Sophie Parra était au Bataclan le 13 novembre 2015

"L'horreur, c'est tous les jours depuis le 13 novembre", une Lyonnaise rescapée du Bataclan se confie à Lyon Capitale

Ce mardi 12 octobre, Sophie Parra, une Lyonnaise rescapée du Bataclan le 13 novembre 2015, se rend à Paris pour témoigner de l’horreur qu’elle a vécu ce soir-là… Elle se confie à Lyon Capitale.

« L’enjeu est de pouvoir en parler sans m’effondrer » assure Sophie Parra, la voix tremblante. 6 ans après l’attaque, et quelques heures avant son témoignage à Paris, l’émotion reste la même pour la native de Lyon. La jeune femme de 37 ans, qui a grandi à Villeurbanne, s’est exilée pendant 12 ans à Paris avant de revenir à Lyon après les attentats. « Je suis une enfant d’ici » rappelle-t-elle en souriant. Cependant, le 13 novembre 2015, peu après 21h40, comme les 1500 autres personnes présentes au Bataclan, la vie de la fenotte – "de l'enfant d'ici" – changeait à tout jamais. Ce soir-là, elle est touchée de deux balles dans la jambe par l’un des trois assaillants.


« Il a déjà ses tribunes dans la presse. Tout le monde relaie ce qu'il dit, ce qu'il fait »

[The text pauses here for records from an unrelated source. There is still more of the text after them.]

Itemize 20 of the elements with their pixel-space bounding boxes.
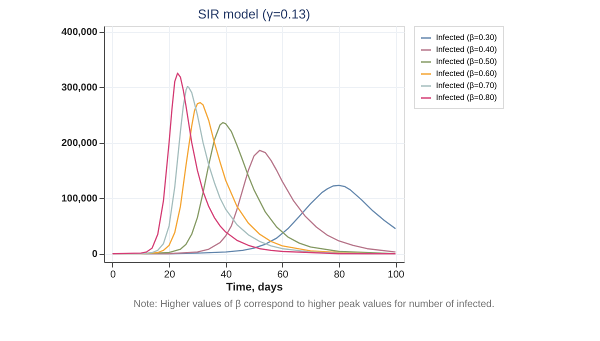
y-tick-label: 0 (92, 249, 98, 260)
legend-label: Infected (β=0.70) (436, 81, 498, 90)
x-axis-title: Time, days (226, 282, 283, 294)
legend-label: Infected (β=0.60) (436, 69, 498, 78)
legend-label: Infected (β=0.80) (436, 93, 498, 102)
legend-label: Infected (β=0.30) (436, 33, 498, 42)
chart-title: SIR model (γ=0.13) (198, 6, 310, 22)
x-tick-label: 100 (388, 270, 405, 280)
y-tick-label: 100,000 (61, 194, 98, 205)
x-tick-label: 20 (164, 270, 176, 280)
text: Note: Higher values of β correspond to higher peak values for number of infected. (134, 299, 494, 310)
x-tick-label: 0 (110, 270, 116, 280)
y-tick-label: 200,000 (61, 138, 98, 150)
legend-label: Infected (β=0.50) (436, 57, 498, 66)
legend-label: Infected (β=0.40) (436, 45, 498, 54)
x-tick-label: 80 (334, 270, 346, 280)
x-tick-label: 60 (277, 270, 289, 280)
y-tick-label: 300,000 (61, 82, 98, 94)
x-tick-label: 40 (220, 270, 232, 280)
y-tick-label: 400,000 (61, 27, 98, 38)
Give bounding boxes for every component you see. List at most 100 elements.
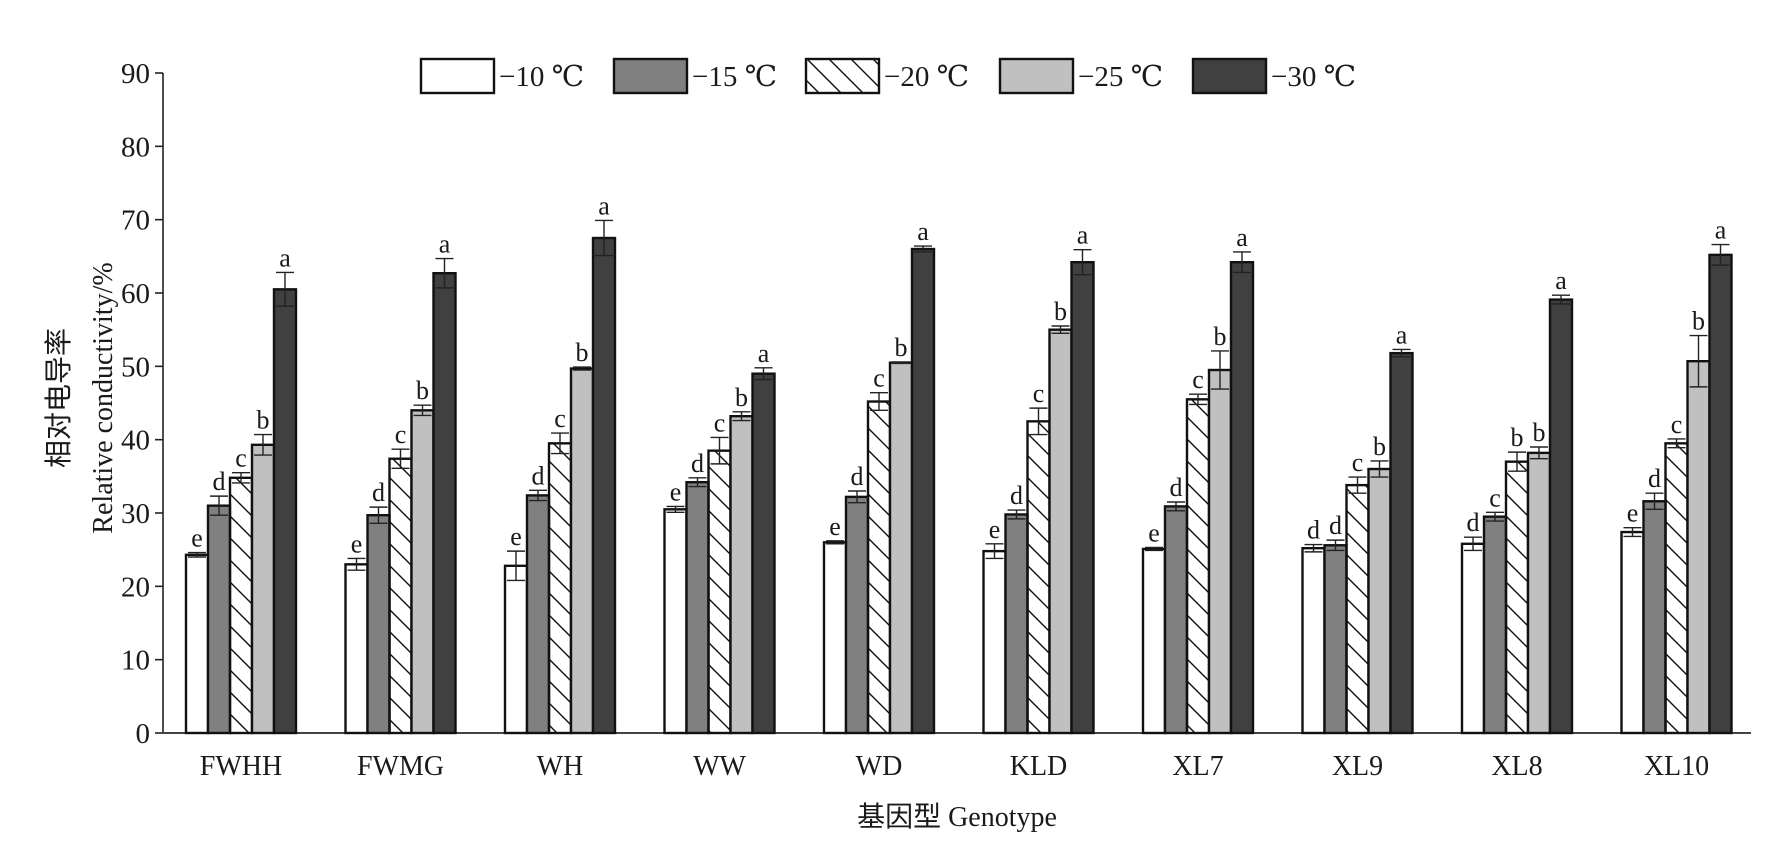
bar (663, 508, 688, 735)
bar (344, 563, 369, 735)
significance-label: a (1236, 223, 1248, 252)
significance-label: d (372, 478, 385, 507)
legend-label: −15 ℃ (692, 61, 777, 93)
y-tick-label: 40 (121, 425, 150, 457)
y-tick-label: 70 (121, 205, 150, 237)
bar (1708, 253, 1733, 735)
bar (1301, 547, 1326, 735)
bar (910, 247, 936, 735)
significance-label: c (1033, 379, 1045, 408)
x-axis: FWHH FWMG WH WW WD KLD XL7 XL9 XL8 XL10 (163, 732, 1751, 782)
bar-group-xl9: d d cb a (1301, 320, 1414, 735)
bar (388, 457, 413, 735)
bar-group-xl7: ed cb a (1141, 223, 1255, 735)
y-axis-title-en: Relative conductivity/% (88, 262, 119, 533)
y-tick-label: 20 (121, 571, 150, 603)
legend-item: −15 ℃ (612, 57, 777, 95)
significance-label: e (829, 512, 841, 541)
legend-label: −20 ℃ (884, 61, 969, 93)
significance-label: e (670, 477, 682, 506)
legend-swatch (419, 57, 496, 95)
bar (1163, 505, 1189, 735)
significance-label: b (1054, 297, 1067, 326)
bar (272, 288, 298, 735)
bar (1141, 547, 1167, 735)
y-tick-label: 0 (136, 718, 151, 750)
x-tick-label: XL7 (1172, 751, 1223, 782)
y-tick-label: 90 (121, 58, 150, 90)
significance-label: e (510, 522, 522, 551)
significance-label: e (989, 515, 1001, 544)
bar (844, 495, 870, 735)
bar (569, 367, 595, 735)
significance-label: a (1715, 216, 1727, 245)
bar (1048, 328, 1073, 735)
y-tick-label: 60 (121, 278, 150, 310)
bar (1026, 420, 1051, 735)
significance-label: a (279, 243, 291, 272)
significance-label: b (576, 338, 589, 367)
significance-label: b (416, 376, 429, 405)
bar (1526, 451, 1552, 735)
significance-label: d (851, 462, 864, 491)
significance-label: b (895, 333, 908, 362)
x-axis-title: 基因型 Genotype (857, 801, 1057, 833)
bar (1323, 544, 1348, 735)
bar (707, 449, 732, 735)
legend-swatch (612, 57, 689, 95)
bar (729, 415, 754, 735)
significance-label: e (351, 529, 363, 558)
bar (525, 494, 551, 735)
bar (547, 442, 573, 735)
bar (1004, 513, 1029, 735)
bar (184, 553, 210, 735)
significance-label: d (532, 461, 545, 490)
significance-label: c (1192, 365, 1204, 394)
significance-label: a (758, 339, 770, 368)
bar (888, 361, 914, 735)
legend-swatch (1191, 57, 1268, 95)
bar (410, 409, 435, 735)
bar (1504, 460, 1530, 735)
bar (366, 514, 391, 735)
bar (1548, 298, 1574, 735)
significance-label: c (714, 408, 726, 437)
significance-label: d (1307, 516, 1320, 545)
y-tick-label: 50 (121, 351, 150, 383)
y-tick-label: 30 (121, 498, 150, 530)
legend-label: −10 ℃ (499, 61, 584, 93)
y-tick-label: 10 (121, 645, 150, 677)
bar (1207, 368, 1233, 735)
x-tick-label: WD (856, 751, 903, 782)
y-axis: 0 10 20 30 40 50 60 70 80 90 (121, 58, 164, 750)
significance-label: c (873, 364, 885, 393)
significance-label: d (1467, 508, 1480, 537)
significance-label: c (235, 444, 247, 473)
x-tick-label: XL8 (1491, 751, 1542, 782)
bar (1460, 542, 1486, 735)
x-tick-label: WW (693, 751, 746, 782)
significance-label: a (598, 191, 610, 220)
significance-label: c (1352, 448, 1364, 477)
bar (206, 504, 232, 735)
bar (1070, 261, 1095, 735)
legend-item: −30 ℃ (1191, 57, 1356, 95)
significance-label: d (1329, 511, 1342, 540)
significance-label: c (1671, 410, 1683, 439)
bar (1345, 483, 1370, 735)
bar (751, 372, 776, 735)
x-tick-label: KLD (1010, 751, 1068, 782)
y-tick-label: 80 (121, 131, 150, 163)
x-tick-label: XL10 (1644, 751, 1709, 782)
legend-label: −25 ℃ (1078, 61, 1163, 93)
x-tick-label: WH (537, 751, 584, 782)
legend: −10 ℃ −15 ℃ −20 ℃ −25 ℃ −30 ℃ (419, 57, 1356, 95)
significance-label: b (1373, 432, 1386, 461)
bar-group-xl10: edc b a (1620, 216, 1733, 735)
bar (1229, 261, 1255, 735)
significance-label: e (191, 524, 203, 553)
bar (1642, 500, 1667, 735)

Sophie Parra, rescapée du Bataclan parle de Salah Abdeslam  


Près de 6 ans plus tard, elle est appelée à témoigner à la barre de la salle des pas perdus du Palais de Justice de Paris. Son angoisse : « être confrontée à "l’autre" qui se sent obligé de faire son show et de nous provoquer ». "L’autre", c’est Salah Abdeslam. Tout au long de l’entretien, Sophie ne citera jamais son nom. « Il a déjà ses tribunes dans la presse. Tout le monde relaie ce qu’il dit, ce qu'il fait » justifie-t-elle. « Le plus important, c’est nous, notre vécu, ce qu’ils nous ont fait subir » continue la villeurbannaise, très remontée.

Un procès redouté

Sophie Parra

Sophie appréhende ce mardi 12 octobre, jour de son témoignage en tant que partie civile du procès. Pourtant, elle est déjà montée deux jours en septembre à Paris pour « prendre la température, voir la salle, son aménagement ». La désormais ex-parisienne y est aussi et surtout allée « pour ne pas arriver le jour J comme une fleur et être en panique » confie-t-elle à Lyon Capitale. Quasi-constamment branchée à la web radio qui diffuse le procès en direct, Sophie admet trouver de la force dans les témoignages des autres rescapés « D’abord, je me dis ‘’je ne vais jamais y arriver, je ne peux pas, j’ai trop peur’’. Puis la seconde d’après, je me répète que moi aussi je peux le faire, qu’il faut que je le fasse. Pour cela, la web radio m’aide bien » admet-elle.


« Je me dis "je ne vais jamais y arriver, je ne peux pas, j'ai trop peur." Puis la seconde d'après, je me répète que moi aussi je peux le faire, qu'il faut que je le fasse »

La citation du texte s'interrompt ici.